(President and CEO, Partners In EXCELLENCE)
There's no reason a properly implemented CRM system shouldn't support both, unfortunately, in too many cases it supports neither.
Too often, it is viewed primarily as a management reporting tool, otherwise known to sales people as 'big brother is watching.'
While CRM systems provide management great insight about customers and sales performance, most of the value doesn't reside here.
CRM systems should support the sales person in becoming much more productive. If it doesn't, then it is poorly implemented. I can't imagine a high performing sales person not using a CRM tool to dramatically improve their productivity. In implementing a system, this should be the first focus, making certain sales people are involved in the selection and implementation. Until they see what's in it for them, there is no reason for them to use it.

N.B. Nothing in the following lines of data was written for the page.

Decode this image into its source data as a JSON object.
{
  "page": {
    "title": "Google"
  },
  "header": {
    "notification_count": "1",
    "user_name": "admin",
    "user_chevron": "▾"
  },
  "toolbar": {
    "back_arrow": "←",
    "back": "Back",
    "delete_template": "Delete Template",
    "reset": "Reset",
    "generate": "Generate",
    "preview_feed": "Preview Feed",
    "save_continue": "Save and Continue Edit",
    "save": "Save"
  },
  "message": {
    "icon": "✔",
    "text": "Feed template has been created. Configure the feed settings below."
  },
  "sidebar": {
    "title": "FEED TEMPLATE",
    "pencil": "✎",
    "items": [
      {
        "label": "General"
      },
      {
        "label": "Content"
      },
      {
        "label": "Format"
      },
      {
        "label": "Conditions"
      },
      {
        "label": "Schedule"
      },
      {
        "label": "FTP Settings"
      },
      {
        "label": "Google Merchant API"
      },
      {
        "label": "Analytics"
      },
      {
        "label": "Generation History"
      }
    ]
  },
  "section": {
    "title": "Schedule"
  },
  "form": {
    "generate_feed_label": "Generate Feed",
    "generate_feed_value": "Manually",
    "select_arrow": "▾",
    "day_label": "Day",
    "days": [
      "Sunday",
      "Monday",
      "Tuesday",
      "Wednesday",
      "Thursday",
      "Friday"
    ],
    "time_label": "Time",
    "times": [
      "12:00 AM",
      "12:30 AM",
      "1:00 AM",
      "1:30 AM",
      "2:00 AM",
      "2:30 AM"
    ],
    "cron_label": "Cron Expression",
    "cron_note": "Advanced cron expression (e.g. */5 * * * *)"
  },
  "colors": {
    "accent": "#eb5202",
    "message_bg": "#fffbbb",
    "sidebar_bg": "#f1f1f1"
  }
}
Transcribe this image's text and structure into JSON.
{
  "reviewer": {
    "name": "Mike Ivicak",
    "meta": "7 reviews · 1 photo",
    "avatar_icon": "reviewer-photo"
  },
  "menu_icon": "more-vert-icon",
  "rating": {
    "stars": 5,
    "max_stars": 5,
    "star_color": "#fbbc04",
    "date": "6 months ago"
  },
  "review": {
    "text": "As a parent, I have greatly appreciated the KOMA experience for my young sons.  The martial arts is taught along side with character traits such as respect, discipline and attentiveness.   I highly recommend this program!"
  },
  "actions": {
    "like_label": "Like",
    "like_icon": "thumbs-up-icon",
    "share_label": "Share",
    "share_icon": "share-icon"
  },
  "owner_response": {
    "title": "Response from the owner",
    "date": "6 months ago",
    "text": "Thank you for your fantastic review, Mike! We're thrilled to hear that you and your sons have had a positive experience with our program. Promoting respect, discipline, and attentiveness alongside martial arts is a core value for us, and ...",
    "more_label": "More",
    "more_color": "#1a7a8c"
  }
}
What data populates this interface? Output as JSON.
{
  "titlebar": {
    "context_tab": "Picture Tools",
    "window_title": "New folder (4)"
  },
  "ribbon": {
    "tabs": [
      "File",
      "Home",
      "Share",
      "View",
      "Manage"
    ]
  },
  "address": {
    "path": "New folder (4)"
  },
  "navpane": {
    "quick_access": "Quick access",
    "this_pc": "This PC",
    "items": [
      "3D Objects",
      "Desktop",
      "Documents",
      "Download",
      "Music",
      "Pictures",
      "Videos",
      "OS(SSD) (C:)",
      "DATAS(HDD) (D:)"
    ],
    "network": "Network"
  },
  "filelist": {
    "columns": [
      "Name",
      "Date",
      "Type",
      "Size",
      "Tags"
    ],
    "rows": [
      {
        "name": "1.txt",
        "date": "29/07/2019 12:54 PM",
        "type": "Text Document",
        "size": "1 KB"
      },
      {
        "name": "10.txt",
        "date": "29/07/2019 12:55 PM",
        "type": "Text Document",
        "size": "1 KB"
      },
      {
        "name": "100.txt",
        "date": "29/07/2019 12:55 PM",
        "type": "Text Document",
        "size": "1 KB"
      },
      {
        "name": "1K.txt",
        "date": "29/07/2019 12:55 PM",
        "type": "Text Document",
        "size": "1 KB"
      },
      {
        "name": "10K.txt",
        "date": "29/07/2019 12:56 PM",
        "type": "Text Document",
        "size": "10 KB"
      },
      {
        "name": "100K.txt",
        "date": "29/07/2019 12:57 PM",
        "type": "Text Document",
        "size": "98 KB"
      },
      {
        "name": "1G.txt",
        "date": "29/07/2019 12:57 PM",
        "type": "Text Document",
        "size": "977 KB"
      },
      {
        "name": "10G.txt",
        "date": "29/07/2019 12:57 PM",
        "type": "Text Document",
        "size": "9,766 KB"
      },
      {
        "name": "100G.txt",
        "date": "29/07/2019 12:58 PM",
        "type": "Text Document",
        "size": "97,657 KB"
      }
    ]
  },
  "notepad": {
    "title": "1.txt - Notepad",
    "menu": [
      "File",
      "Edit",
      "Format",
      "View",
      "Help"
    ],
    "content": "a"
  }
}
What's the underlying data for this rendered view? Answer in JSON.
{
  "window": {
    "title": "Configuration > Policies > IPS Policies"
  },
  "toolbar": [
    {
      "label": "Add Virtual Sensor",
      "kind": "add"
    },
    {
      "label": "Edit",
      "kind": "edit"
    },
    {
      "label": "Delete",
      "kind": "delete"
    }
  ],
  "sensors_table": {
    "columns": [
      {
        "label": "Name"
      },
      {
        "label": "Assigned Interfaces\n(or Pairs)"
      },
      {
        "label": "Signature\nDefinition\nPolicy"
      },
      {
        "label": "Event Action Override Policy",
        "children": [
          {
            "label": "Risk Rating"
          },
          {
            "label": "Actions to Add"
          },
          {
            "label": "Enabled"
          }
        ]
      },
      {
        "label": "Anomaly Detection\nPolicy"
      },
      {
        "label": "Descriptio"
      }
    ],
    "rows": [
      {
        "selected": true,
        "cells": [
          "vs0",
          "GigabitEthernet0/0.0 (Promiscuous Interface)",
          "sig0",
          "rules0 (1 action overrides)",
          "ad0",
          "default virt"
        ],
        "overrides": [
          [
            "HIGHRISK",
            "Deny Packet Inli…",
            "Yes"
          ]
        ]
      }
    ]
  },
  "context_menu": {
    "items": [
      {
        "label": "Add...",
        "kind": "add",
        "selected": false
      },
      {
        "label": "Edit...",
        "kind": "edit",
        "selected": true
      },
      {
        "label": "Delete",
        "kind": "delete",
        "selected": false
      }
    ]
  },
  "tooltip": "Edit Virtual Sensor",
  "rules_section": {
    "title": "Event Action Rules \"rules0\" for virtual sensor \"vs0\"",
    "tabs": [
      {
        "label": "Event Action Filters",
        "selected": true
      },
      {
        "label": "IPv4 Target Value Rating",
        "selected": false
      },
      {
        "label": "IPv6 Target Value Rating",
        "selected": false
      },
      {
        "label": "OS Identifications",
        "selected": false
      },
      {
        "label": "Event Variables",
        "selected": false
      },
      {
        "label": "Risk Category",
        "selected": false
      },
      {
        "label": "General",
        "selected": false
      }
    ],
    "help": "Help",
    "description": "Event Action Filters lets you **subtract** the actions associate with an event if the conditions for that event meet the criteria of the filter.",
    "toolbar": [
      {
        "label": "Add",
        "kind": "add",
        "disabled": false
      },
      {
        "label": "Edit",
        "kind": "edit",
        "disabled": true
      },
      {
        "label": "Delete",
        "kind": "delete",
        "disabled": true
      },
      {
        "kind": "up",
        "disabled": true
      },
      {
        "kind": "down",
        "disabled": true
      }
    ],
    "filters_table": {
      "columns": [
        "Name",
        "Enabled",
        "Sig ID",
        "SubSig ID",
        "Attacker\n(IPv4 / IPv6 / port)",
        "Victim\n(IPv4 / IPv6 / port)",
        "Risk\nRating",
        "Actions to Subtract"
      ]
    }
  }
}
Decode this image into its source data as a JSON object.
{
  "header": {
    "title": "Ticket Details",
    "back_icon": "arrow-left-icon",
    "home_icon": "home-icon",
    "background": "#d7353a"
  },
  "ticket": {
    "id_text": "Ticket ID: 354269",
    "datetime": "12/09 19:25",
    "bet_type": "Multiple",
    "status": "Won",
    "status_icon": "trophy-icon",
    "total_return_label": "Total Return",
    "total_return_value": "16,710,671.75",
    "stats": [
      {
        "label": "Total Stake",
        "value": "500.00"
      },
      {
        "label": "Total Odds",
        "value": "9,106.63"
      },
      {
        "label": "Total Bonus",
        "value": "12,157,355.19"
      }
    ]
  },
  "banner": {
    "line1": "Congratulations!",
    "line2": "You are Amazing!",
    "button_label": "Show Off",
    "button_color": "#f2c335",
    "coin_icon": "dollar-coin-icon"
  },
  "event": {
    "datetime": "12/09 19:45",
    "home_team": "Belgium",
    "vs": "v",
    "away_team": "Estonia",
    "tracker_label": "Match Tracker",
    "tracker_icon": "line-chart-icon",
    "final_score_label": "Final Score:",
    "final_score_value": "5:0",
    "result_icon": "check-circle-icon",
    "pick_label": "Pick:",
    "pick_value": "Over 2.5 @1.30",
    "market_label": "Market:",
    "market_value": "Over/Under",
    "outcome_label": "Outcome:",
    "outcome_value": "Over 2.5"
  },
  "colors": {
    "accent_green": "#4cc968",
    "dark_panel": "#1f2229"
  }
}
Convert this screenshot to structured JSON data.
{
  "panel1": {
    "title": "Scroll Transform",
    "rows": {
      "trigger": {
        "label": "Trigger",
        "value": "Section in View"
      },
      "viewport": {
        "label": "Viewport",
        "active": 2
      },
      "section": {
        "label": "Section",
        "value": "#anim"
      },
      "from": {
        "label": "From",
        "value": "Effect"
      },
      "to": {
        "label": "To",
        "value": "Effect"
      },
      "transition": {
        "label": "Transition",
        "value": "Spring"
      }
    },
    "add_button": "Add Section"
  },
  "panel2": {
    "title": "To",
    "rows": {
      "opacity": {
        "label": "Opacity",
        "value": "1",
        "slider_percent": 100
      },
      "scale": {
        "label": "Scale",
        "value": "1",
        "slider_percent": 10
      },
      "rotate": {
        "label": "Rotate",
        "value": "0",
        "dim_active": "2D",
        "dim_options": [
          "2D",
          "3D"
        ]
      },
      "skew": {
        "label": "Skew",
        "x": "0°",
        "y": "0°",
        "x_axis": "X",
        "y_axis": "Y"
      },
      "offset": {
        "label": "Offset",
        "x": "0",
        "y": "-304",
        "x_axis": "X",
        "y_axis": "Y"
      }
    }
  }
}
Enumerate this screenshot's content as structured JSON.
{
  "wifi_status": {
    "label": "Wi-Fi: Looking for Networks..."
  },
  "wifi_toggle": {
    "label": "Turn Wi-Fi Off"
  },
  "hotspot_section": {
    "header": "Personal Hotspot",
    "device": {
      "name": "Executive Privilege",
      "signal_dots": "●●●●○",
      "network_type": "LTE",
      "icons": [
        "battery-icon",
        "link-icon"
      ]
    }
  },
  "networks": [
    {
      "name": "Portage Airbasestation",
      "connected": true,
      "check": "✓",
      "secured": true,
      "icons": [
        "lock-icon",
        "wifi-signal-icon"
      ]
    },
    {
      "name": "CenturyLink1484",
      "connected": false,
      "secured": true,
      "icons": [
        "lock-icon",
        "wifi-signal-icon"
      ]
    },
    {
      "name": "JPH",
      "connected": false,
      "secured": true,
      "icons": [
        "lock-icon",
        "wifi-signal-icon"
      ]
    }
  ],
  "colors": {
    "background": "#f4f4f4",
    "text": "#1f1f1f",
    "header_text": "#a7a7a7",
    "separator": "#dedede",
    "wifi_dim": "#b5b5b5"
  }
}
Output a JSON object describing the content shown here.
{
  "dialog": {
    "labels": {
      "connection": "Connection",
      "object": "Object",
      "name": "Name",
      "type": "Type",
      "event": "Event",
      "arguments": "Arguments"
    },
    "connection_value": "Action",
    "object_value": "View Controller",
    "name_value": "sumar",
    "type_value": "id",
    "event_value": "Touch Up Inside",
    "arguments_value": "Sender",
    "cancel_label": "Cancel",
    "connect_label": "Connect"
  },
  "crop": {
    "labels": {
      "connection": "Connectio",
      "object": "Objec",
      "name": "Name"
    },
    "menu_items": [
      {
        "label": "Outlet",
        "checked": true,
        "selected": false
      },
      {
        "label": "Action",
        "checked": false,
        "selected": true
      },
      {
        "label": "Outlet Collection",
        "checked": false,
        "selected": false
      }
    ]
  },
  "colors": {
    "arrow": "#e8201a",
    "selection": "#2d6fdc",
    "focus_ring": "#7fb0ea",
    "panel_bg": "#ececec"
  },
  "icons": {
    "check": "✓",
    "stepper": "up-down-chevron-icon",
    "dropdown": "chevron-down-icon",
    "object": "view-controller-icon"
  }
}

One of the powers of a CRM system is that it can be the cornerstone of your lifetime history with a customer--not just what you do when you are selling, but all their support, questions, marketing programs, etc. Leveraging this, can give you great insight about the customer relationship and how to manage it over the life of the relationship. As an example, one client keeps lifetime relationships with their customers -- as individuals -- they maintain a relationship and history as an individual moves from job to job, company to company. When the individual calls in for service/support, they know the history, the level of technical ability, etc. They know what the customer has bought, when, and can tailor marketing programs that are tuned to what the customer wants to hear.
The CRM system can offer so much power if properly implemented.